What Makes A Campaign Go Viral?

"Viralness" in online campaigning is something everybody wants, yet nobody really knows the secret formula.

In the end, when “viralness” happens -- whether it's a video, a petition or just a text piece that everyone keeps forwarding to friends and families -- we often aren't sure exactly why this particular piece of content went viral.

Planning for something to go viral is therefore about as unreliable a strategy as planning to win the lottery on command. “It's wiser instead to use time-tested, tried and true strategies, such as old fashioned guerilla promotion of your campaigns, or even (gasp) paid promotion -- monitoring your ROI closely of course -- while also doing whatever we can to make sure we are "open" to the possibility of that “viralness,” to strike,” says Clint O’Brien, Vice President of Nonprofit Services at Care2.

Yesterday over on Twitter (@care2frogloop) we asked our followers what was their personal definition of “viral?” Here’s what non-profit influentials like Katrin Verclas of MobileActive and Matt Stempeck of Americans for Campaign Reform had to say in less then 140 characters.

@mstem: Viral is something you want to share with friends even without being told to.
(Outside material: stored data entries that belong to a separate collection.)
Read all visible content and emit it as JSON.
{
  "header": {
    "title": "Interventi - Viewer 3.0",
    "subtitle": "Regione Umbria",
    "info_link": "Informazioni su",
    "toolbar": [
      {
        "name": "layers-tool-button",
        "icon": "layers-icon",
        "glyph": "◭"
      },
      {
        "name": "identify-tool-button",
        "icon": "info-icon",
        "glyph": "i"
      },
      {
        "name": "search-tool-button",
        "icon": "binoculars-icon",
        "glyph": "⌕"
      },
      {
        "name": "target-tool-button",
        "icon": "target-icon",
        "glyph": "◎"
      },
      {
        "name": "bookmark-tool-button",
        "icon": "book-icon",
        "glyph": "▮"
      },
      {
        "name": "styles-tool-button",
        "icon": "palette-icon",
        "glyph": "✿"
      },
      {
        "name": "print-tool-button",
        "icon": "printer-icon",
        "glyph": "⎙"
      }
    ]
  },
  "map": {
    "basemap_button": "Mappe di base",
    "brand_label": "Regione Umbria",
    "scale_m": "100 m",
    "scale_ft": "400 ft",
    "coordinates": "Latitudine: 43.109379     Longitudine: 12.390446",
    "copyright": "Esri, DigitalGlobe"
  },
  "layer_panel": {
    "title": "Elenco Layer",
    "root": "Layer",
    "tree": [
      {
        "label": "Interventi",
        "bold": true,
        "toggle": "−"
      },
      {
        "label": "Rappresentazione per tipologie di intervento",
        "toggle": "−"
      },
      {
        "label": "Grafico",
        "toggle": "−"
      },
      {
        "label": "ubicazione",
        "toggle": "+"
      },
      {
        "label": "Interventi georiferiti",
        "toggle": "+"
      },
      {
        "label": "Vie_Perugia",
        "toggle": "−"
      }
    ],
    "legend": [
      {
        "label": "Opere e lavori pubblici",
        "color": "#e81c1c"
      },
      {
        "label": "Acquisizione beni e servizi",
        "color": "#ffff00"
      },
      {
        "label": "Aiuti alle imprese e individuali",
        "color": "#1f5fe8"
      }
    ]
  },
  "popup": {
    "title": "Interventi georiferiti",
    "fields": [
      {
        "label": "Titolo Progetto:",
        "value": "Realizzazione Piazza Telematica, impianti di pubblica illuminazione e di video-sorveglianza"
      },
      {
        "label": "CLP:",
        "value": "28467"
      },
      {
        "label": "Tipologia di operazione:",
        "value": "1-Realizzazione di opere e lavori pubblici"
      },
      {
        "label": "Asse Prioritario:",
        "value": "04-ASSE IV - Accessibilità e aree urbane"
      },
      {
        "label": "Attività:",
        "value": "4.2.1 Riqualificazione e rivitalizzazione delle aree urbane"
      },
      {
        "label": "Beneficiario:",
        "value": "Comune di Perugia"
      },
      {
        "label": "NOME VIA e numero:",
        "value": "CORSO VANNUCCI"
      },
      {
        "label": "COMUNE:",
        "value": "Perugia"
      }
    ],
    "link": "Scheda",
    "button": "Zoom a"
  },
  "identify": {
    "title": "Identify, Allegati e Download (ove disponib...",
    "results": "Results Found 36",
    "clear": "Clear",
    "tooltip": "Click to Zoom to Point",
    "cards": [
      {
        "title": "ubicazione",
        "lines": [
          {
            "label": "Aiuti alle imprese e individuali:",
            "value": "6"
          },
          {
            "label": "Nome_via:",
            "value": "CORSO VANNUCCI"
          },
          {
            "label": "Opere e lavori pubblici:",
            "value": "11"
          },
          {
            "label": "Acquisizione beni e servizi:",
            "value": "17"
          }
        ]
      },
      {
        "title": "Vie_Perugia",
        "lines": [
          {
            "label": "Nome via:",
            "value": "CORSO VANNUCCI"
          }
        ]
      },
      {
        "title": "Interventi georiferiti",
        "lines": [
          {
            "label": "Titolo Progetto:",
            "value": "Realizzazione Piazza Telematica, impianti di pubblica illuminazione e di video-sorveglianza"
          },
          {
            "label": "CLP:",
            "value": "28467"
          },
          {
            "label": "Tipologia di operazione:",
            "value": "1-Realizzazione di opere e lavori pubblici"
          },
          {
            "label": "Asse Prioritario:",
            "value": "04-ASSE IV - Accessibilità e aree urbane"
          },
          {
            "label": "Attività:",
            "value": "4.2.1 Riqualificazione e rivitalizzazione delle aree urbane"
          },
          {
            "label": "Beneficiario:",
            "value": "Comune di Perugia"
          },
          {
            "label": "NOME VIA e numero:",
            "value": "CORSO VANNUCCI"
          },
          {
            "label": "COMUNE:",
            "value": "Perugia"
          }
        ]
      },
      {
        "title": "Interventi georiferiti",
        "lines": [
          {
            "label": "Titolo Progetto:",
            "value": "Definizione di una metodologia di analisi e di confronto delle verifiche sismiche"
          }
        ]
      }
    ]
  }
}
MoveOn's video fit that bill. – Matt Stempeck, Americans for Campaign Reform

@annedougherty: Viral=something people pass on of their own accord; it's content+timing+luck; marketing helps but push too hard+thud! – Anne Dougherty, Clean Water Action

@escapetochengdu: Viral = spreads on its own without any help from its creator. – Jessica Kutch, SEIU

@Katrinskaya: Viral content = Stuff that gets forwarded. – Katrin Verclas, MobileActive

Do you have a different definition of “viral?” Post your comments!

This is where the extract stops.